Charlottesville: A Personal and Historical Reflection


I grew up as an Orthodox Jewish boy born in 1947 in Newport News, Virginia. I was aware from my earliest years that Newport News had welcomed my immigrant grandparents and their children from the ravages of Eastern Europe when they first arrived in Tidewater during the early years of the 20th century. My grandmother was grateful her entire life to Virginia for the shelter it provided.

The years of my youth were racially charged ones and my parents were ardent proponents of integration of public facilities and schools during the turmoil that wracked those years. I myself had a passion for politics and served as a page in the Virginia State Senate in 1962, and again as a page to the Virginia delegation to the 1964 Democratic National Convention in Atlantic City. After graduating from Newport News High School in 1965 as president of the overwhelmingly non-Jewish student body, I received degrees from both the College of William and Mary and the University of Virginia. Virginia is not just a spot on the globe to me. It is a place I call home. My reactions to the events in Charlottesville and their aftermath this week take on profoundly personal dimensions for me.

That the President of the United States now enunciates a false symmetry between the despicable actions of the white nationalists and neo-Nazis who organized the original march and those who gathered together to protest against them is morally nauseating. Countless people have rightfully noted this. I share their outrage and condemnation.

However, as I share their negative judgment and disappointment on how President Trump has behaved and what he has said, I also assess his actions and statements against the backdrop of the Virginia where I grew up, and contrast his deeds and utterances to those of two governors of Virginia — Lindsay Almond and Linwood Holton — during the racial crises that roiled Virginia during the 1950s and 1960s. These men understood with great moral clarity the challenges of their day and provided models of symbolic moral leadership that remain instructive now.

During the 1950s, Senator Harry Flood Byrd controlled Virginia politics. In response to the 1954 U.S. Supreme Court decision in Brown v. Board of Education, Byrd announced that Virginia would adopt a policy of “massive resistance” that called for the closing of all public schools rather than allowing any racial integration. Four years later, Attorney General Lindsay Almond ran for governor on a platform of vigorous support for this policy, and won. However, shortly after he assumed office in 1958, the demands of leadership caused Almond to reverse course and he decided that “massive resistance” was a stance that would bring moral ruin to the Commonwealth. He courageously abandoned the policy Byrd had fashioned and insisted that Virginia would obey the law of the land as dictated by the Supreme Court – the schools of Virginia would begin the process of racial integration.

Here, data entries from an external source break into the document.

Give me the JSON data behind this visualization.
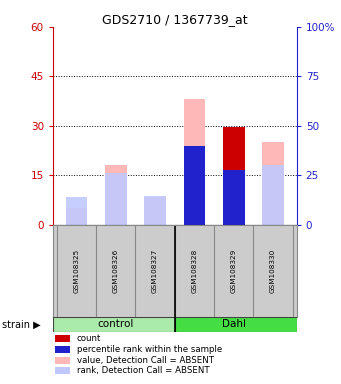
{
  "title": "GDS2710 / 1367739_at",
  "samples": [
    "GSM108325",
    "GSM108326",
    "GSM108327",
    "GSM108328",
    "GSM108329",
    "GSM108330"
  ],
  "groups": [
    "control",
    "control",
    "control",
    "Dahl",
    "Dahl",
    "Dahl"
  ],
  "group_labels": [
    "control",
    "Dahl"
  ],
  "group_colors": [
    "#aaeaaa",
    "#44dd44"
  ],
  "ylim_left": [
    0,
    60
  ],
  "ylim_right": [
    0,
    100
  ],
  "yticks_left": [
    0,
    15,
    30,
    45,
    60
  ],
  "yticks_right": [
    0,
    25,
    50,
    75,
    100
  ],
  "yticklabels_left": [
    "0",
    "15",
    "30",
    "45",
    "60"
  ],
  "yticklabels_right": [
    "0",
    "25",
    "50",
    "75",
    "100%"
  ],
  "value_absent": [
    5.0,
    18.0,
    8.5,
    38.0,
    29.5,
    25.0
  ],
  "rank_absent_pct": [
    14.0,
    26.0,
    14.5,
    40.0,
    27.5,
    30.0
  ],
  "count_present": [
    0,
    0,
    0,
    0,
    29.5,
    0
  ],
  "percentile_present_pct": [
    0,
    0,
    0,
    40.0,
    27.5,
    0
  ],
  "color_value_absent": "#ffb8b8",
  "color_rank_absent": "#c0c8ff",
  "color_count": "#cc0000",
  "color_percentile": "#2222cc",
  "legend_items": [
    {
      "color": "#cc0000",
      "label": "count"
    },
    {
      "color": "#2222cc",
      "label": "percentile rank within the sample"
    },
    {
      "color": "#ffb8b8",
      "label": "value, Detection Call = ABSENT"
    },
    {
      "color": "#c0c8ff",
      "label": "rank, Detection Call = ABSENT"
    }
  ],
  "background_color": "#ffffff",
  "plot_bg": "#ffffff",
  "left_axis_color": "#cc0000",
  "right_axis_color": "#2222cc",
  "bar_width": 0.55
}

Byrd and his allies regarded Almond as a traitor. However, Almond refused to bow to Byrd and stated, “No error could be more grave nor mistake more costly, than to succumb to the blandishments of those who would have Virginia abandon public education and thereby consign a generation of children to the darkness of illiteracy, the pits of indolence and dependency and the dungeons of delinquency. I call upon all Virginians who believe in the soundness and righteousness of that position to rally to my support before it is too late.” Almond never held elective office again in Virginia.
One decade later, Linwood Holton became the first Republican governor in Virginia since Reconstruction. He assumed office in 1970, a time when support for school integration remained the most profound moral test facing white Virginians. During his first year as governor, Holton recognized that “integration presented” a “particular challenge” to him and his family. He and his wife decided that they would comply with both “the letter and the spirit” of the Brown decision. In his inaugural address, Holton stated that his goal was to make Virginia a model of race relations, and he and his wife decided that their children would attend “the public schools, substantially all black,” instead of segregated private ones. As the leader of the Commonwealth, Holton felt it was morally incumbent upon him and his family to “set an example” that would help “Virginians carry out their responsibilities to the system of laws embodied in our Federal and State Constitutions.”

In a memoir, Governor Holton wrote, “Our children were very special. They accepted their unique challenge to help achieve an integrated society and a climate of true racial harmony. They today recognize that racism and bitterness continue, but all now continue the effort in their respective fields.” Among those children is Anne Holton, the former secretary of education for the Commonwealth of Virginia and the wife of Senator Tim Kaine.

Governor Almond and Governor Holton understood that America begins not with a place or with a people, but rather with an ideal. It is an ideal of equality and dignity for all persons put forth by Thomas Jefferson in our Declaration of Independence. Our greatest leaders have always known that this idea animates our nation. Governor Almond and Governor Holton each grasped this truth, and they became models of moral leadership during a time of challenge. Their deeds shine out from the crucibles of racial crisis as beacons of righteousness even today. President Trump should learn a great deal from them. It is hopefully not too late.

Rabbi David Ellenson is Director of the Schusterman Center for Israel Studies at Brandeis University and served as President of Hebrew Union College-Jewish Institute of Religion from 2001-2013.